We have pointed out not only that modern corporations are not a legitimate outgrowth of the marketplace but also that their sprawling, multinational posture is a result of fiat-money central banking. Combine fiat-corporatism with fiat-monetarism and you've got a recipe for Leviathan.
How could Milton Friedman miss this?
What he advocated, in fact, was a furtherance of this flawed model. He didn't acknowledge that modern corporations were the result of judicial force and the best he could bring himself to say regarding central banking was that it should be further institutionalized and regularized.
But having stated that this Forbes article took our breath away, we have to explain that by the time we'd finished reading we were somewhat less impressed.
The article misses the opportunity to give us a thorough Austrian explanation of corporate configurations. It could have talked about Murray Rothbard's perception that corporations could arise through voluntary acquiescence, or the idea of flexible partnerships.
This latter point is one we want to reemphasize. There is nothing that cannot be done via a chain of partnerships joining and parting company as an industrial goal mandates. One does not need a half-million man corporation to accomplish this or that. The only result is constant turmoil and endless expansions and contractions with the attendant human cost.
Here's a bit more:
… It is therefore hardly surprising, says Roger Martin in his book, Fixing the Game, that the corporate world is plagued by continuing scandals, such as the accounting scandals in 2001-2002 with Enron, WorldCom, Tyco International, Global Crossing, and Adelphia, the options backdating scandals of 2005-2006, and the subprime meltdown of 2007- 2008.
Banks and others have been gaming the system, both with practices that were shady but not strictly illegal and then with practices that were criminal. They include widespread insider trading, price fixing of LIBOR, abuses in foreclosure, money laundering for drug dealers and terrorists, assisting tax evasion and misleading clients with worthless securities.

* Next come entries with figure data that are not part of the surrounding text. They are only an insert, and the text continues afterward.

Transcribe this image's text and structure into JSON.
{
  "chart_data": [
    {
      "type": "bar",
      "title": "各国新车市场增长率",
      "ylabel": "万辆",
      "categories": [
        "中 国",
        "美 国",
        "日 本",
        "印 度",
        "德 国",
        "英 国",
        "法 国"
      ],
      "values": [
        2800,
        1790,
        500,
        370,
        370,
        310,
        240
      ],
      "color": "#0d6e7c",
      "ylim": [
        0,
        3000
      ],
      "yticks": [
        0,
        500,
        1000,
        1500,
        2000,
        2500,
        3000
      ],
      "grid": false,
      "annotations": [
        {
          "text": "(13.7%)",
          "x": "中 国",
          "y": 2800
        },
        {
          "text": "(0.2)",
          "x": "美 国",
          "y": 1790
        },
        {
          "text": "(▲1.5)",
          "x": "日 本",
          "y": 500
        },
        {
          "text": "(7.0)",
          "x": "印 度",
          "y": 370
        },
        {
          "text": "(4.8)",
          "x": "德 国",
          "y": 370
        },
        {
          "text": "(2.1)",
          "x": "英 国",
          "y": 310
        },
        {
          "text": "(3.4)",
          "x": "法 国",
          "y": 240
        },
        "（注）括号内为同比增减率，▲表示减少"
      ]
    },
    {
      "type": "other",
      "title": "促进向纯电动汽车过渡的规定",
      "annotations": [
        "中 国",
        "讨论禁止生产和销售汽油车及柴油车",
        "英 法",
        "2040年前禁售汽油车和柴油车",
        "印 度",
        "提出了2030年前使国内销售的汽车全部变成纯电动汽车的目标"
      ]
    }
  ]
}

Martin writes: "It isn't just about the money for shareholders, or even the dubious CEO behavior that our theories encourage. It's much bigger than that. Our theories of shareholder value maximization and stock-based compensation have the ability to destroy our economy and rot out the core of American capitalism. These theories underpin regulatory fixes instituted after each market bubble and crash.

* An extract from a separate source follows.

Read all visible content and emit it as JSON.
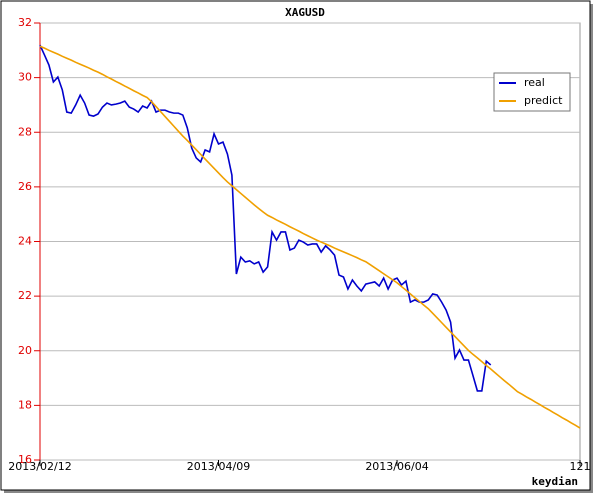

Because the fixes begin from the wrong premise, they will be ineffectual; until we change the theories, future crashes are inevitable." Peter Drucker got it right… Not everyone agreed with the shareholder value theory, even in the early years.

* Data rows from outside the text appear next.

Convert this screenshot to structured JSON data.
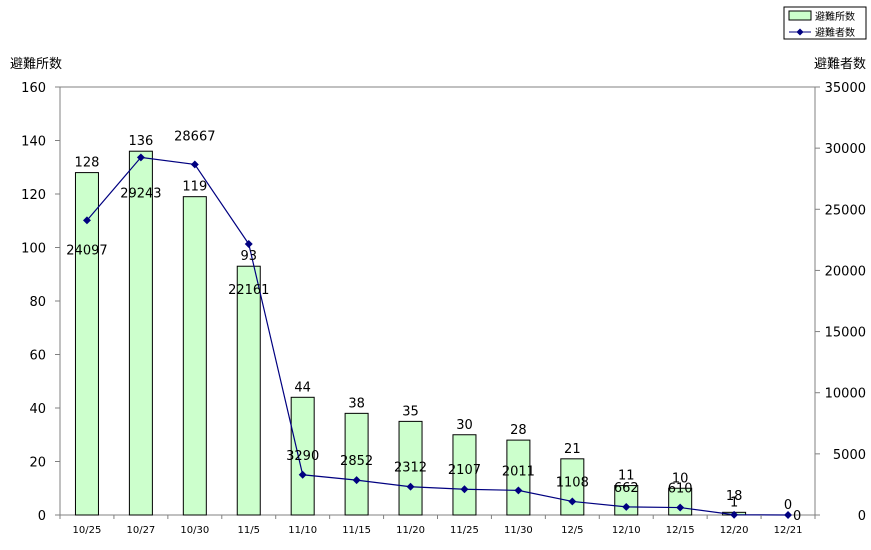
{
  "chart_data": {
    "type": "bar",
    "categories": [
      "10/25",
      "10/27",
      "10/30",
      "11/5",
      "11/10",
      "11/15",
      "11/20",
      "11/25",
      "11/30",
      "12/5",
      "12/10",
      "12/15",
      "12/20",
      "12/21"
    ],
    "ylabel": "避難所数",
    "y2label": "避難者数",
    "ylim": [
      0,
      160
    ],
    "y2lim": [
      0,
      35000
    ],
    "yticks": [
      0,
      20,
      40,
      60,
      80,
      100,
      120,
      140,
      160
    ],
    "y2ticks": [
      0,
      5000,
      10000,
      15000,
      20000,
      25000,
      30000,
      35000
    ],
    "grid": false,
    "legend_position": "top-right",
    "series": [
      {
        "name": "避難所数",
        "type": "bar",
        "axis": "left",
        "color": "#ccffcc",
        "values": [
          128,
          136,
          119,
          93,
          44,
          38,
          35,
          30,
          28,
          21,
          11,
          10,
          1,
          0
        ]
      },
      {
        "name": "避難者数",
        "type": "line",
        "axis": "right",
        "color": "#000080",
        "values": [
          24097,
          29243,
          28667,
          22161,
          3290,
          2852,
          2312,
          2107,
          2011,
          1108,
          662,
          610,
          18,
          0
        ]
      }
    ]
  }
}
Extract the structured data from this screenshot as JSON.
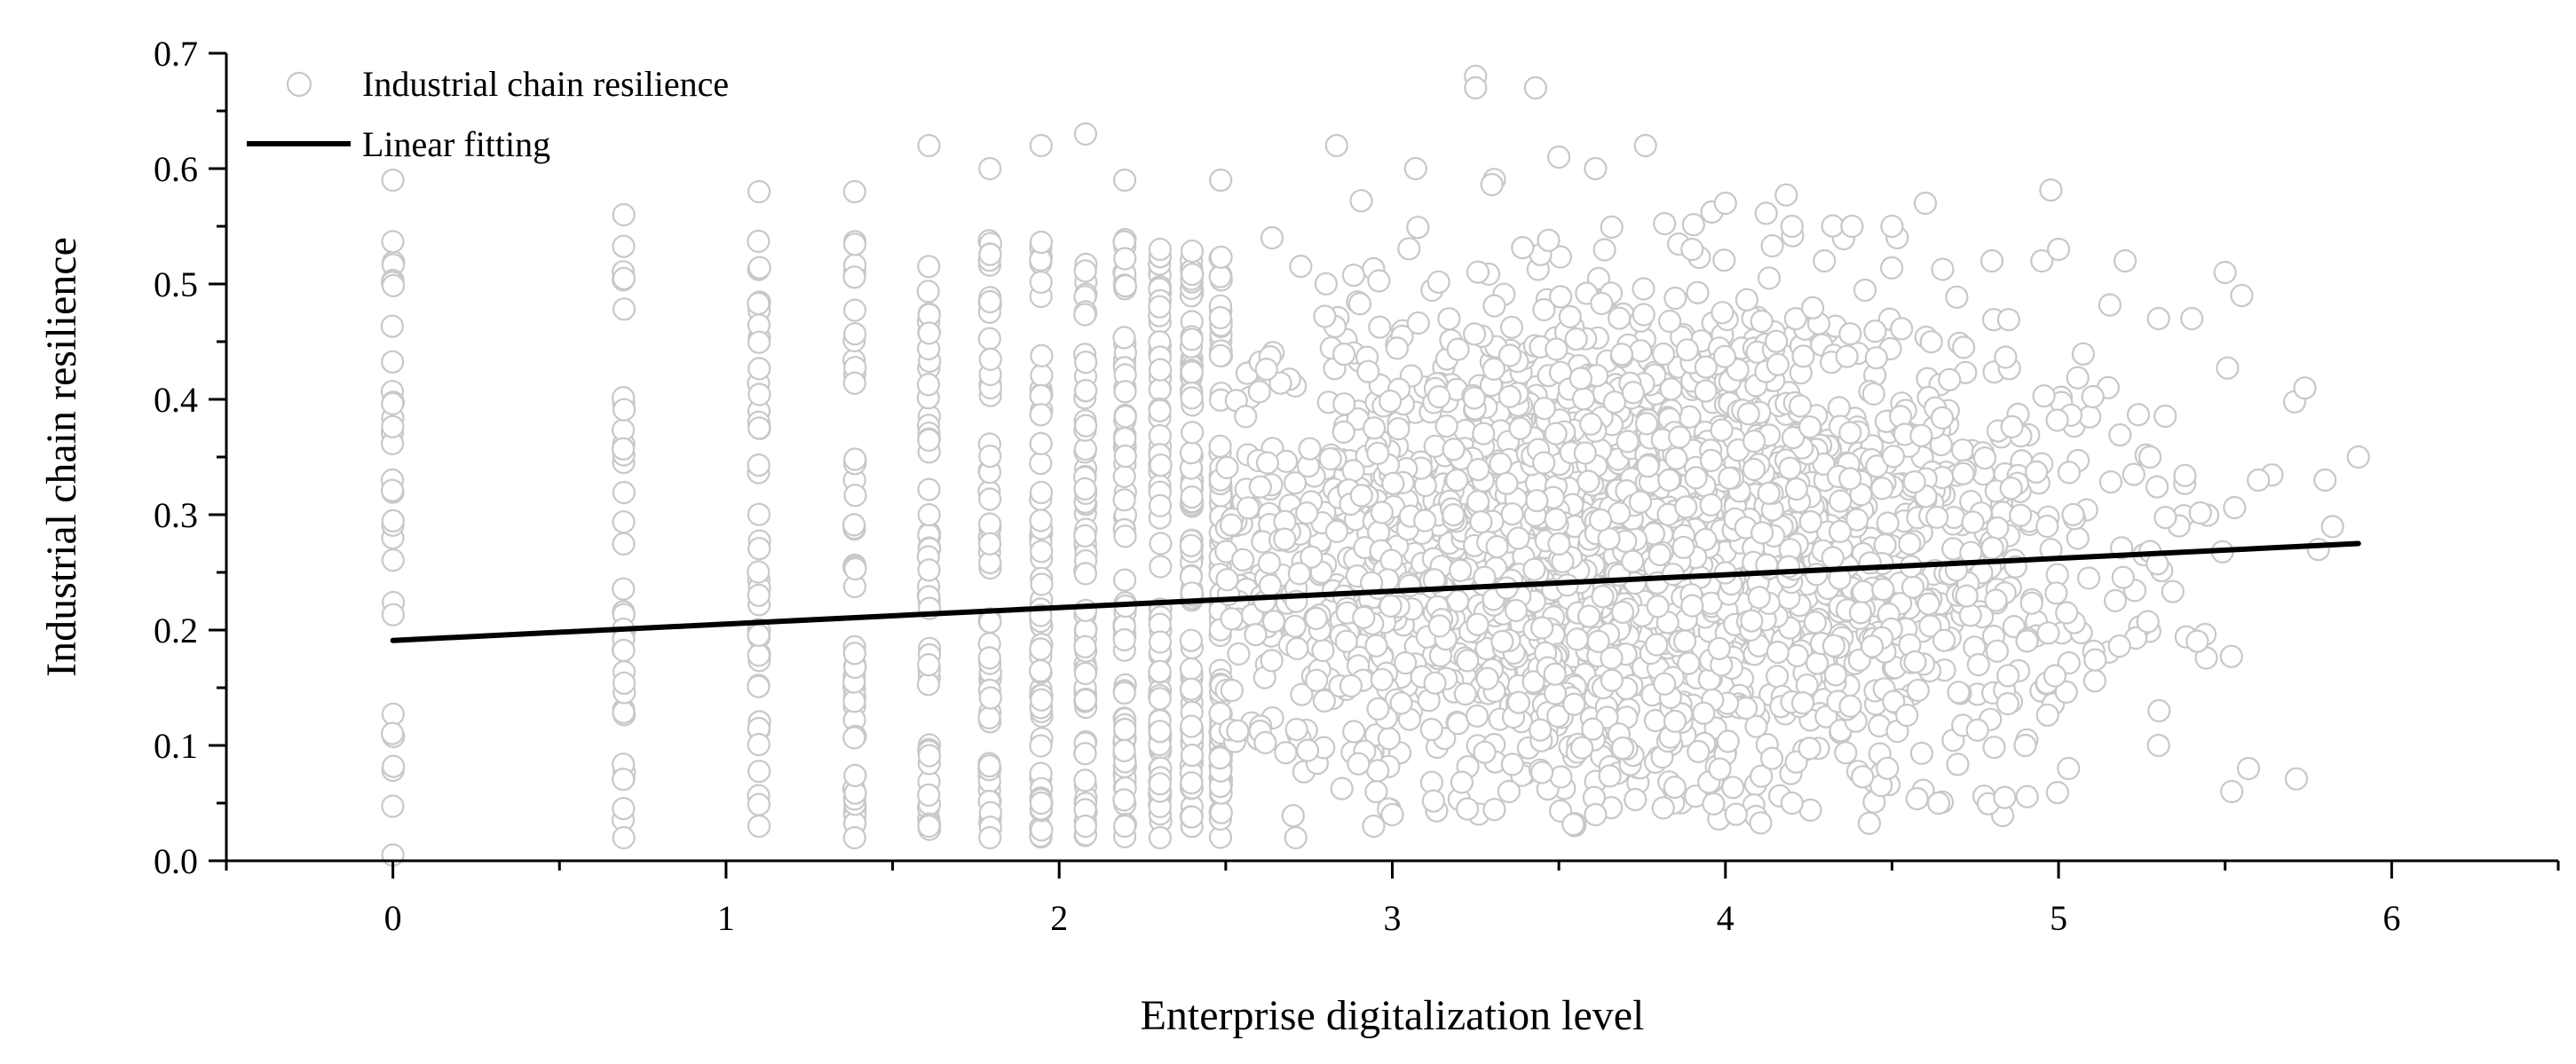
{
  "chart_data": {
    "type": "scatter",
    "title": "",
    "xlabel": "Enterprise digitalization level",
    "ylabel": "Industrial chain resilience",
    "xlim": [
      -0.5,
      6.5
    ],
    "ylim": [
      0.0,
      0.7
    ],
    "x_ticks": [
      "0",
      "1",
      "2",
      "3",
      "4",
      "5",
      "6"
    ],
    "y_ticks": [
      "0.0",
      "0.1",
      "0.2",
      "0.3",
      "0.4",
      "0.5",
      "0.6",
      "0.7"
    ],
    "grid": false,
    "legend": {
      "position": "top-left",
      "entries": [
        "Industrial chain resilience",
        "Linear fitting"
      ]
    },
    "series": [
      {
        "name": "Industrial chain resilience",
        "kind": "scatter",
        "marker": "hollow-circle",
        "color": "#c8c8c8",
        "discrete_x_levels": [
          0,
          0.693,
          1.099,
          1.386,
          1.609,
          1.792,
          1.946,
          2.079,
          2.197,
          2.303,
          2.398,
          2.485
        ],
        "continuous_x_range": [
          2.5,
          5.9
        ],
        "y_range": [
          0.0,
          0.68
        ],
        "points": [
          [
            0,
            0.59
          ],
          [
            0,
            0.005
          ],
          [
            0.693,
            0.56
          ],
          [
            0.693,
            0.02
          ],
          [
            1.099,
            0.58
          ],
          [
            1.099,
            0.03
          ],
          [
            1.386,
            0.58
          ],
          [
            1.386,
            0.02
          ],
          [
            1.609,
            0.62
          ],
          [
            1.609,
            0.03
          ],
          [
            1.792,
            0.6
          ],
          [
            1.792,
            0.02
          ],
          [
            1.946,
            0.62
          ],
          [
            1.946,
            0.05
          ],
          [
            2.079,
            0.63
          ],
          [
            2.079,
            0.03
          ],
          [
            2.197,
            0.59
          ],
          [
            2.197,
            0.03
          ],
          [
            2.303,
            0.53
          ],
          [
            2.303,
            0.02
          ],
          [
            2.485,
            0.59
          ],
          [
            2.639,
            0.54
          ],
          [
            2.833,
            0.62
          ],
          [
            2.944,
            0.03
          ],
          [
            3.07,
            0.6
          ],
          [
            3.25,
            0.68
          ],
          [
            3.25,
            0.67
          ],
          [
            3.43,
            0.67
          ],
          [
            3.5,
            0.61
          ],
          [
            3.61,
            0.6
          ],
          [
            3.76,
            0.62
          ],
          [
            3.9,
            0.53
          ],
          [
            4.0,
            0.57
          ],
          [
            4.2,
            0.55
          ],
          [
            4.38,
            0.55
          ],
          [
            4.5,
            0.55
          ],
          [
            4.6,
            0.57
          ],
          [
            4.8,
            0.52
          ],
          [
            4.95,
            0.52
          ],
          [
            5.0,
            0.53
          ],
          [
            5.2,
            0.52
          ],
          [
            5.3,
            0.47
          ],
          [
            5.4,
            0.47
          ],
          [
            5.5,
            0.51
          ],
          [
            5.55,
            0.49
          ],
          [
            5.6,
            0.33
          ],
          [
            5.8,
            0.33
          ],
          [
            5.9,
            0.35
          ],
          [
            5.52,
            0.06
          ],
          [
            5.57,
            0.08
          ],
          [
            5.03,
            0.08
          ],
          [
            4.64,
            0.05
          ],
          [
            4.2,
            0.05
          ],
          [
            3.61,
            0.04
          ],
          [
            3.0,
            0.04
          ],
          [
            2.71,
            0.02
          ],
          [
            3.35,
            0.06
          ],
          [
            4.9,
            0.1
          ],
          [
            5.3,
            0.1
          ]
        ]
      },
      {
        "name": "Linear fitting",
        "kind": "line",
        "color": "#000000",
        "x": [
          0,
          5.9
        ],
        "y": [
          0.191,
          0.275
        ]
      }
    ]
  }
}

In 1973, Peter Drucker made a sustained argument against shareholder value in his classic book, Management. In his view, "There is only one valid definition of business purpose: to create a customer. . . . It is the customer who determines what a business is. It is the customer alone whose willingness to pay for a good or for a service converts economic resources into wealth, things into goods. . . . The customer is the foundation of a business and keeps it in existence."
You see? Such a promising article with a disappointing climax.
The problem with Western banking is monopoly control of money stuff not an emphasis on shareholder value. If companies – absent the supporting embrace of the Supremes – want to emphasize shareholder value they are certainly free to do so. If companies want to emphasize the customer, that's fine, too.
The market itself can take care of all of these arguments once the market is rendered free of coercive implements like a judicially supported "corporation" and a congressionally mandated "Federal Reserve." These are, of course, problems throughout the West and increasingly throughout the world.
This Forbes article begins to address the reality of the problem and that's a great step forward, in our view. We wish the writer would have gone further and focused on other issues that have distorted the market economy.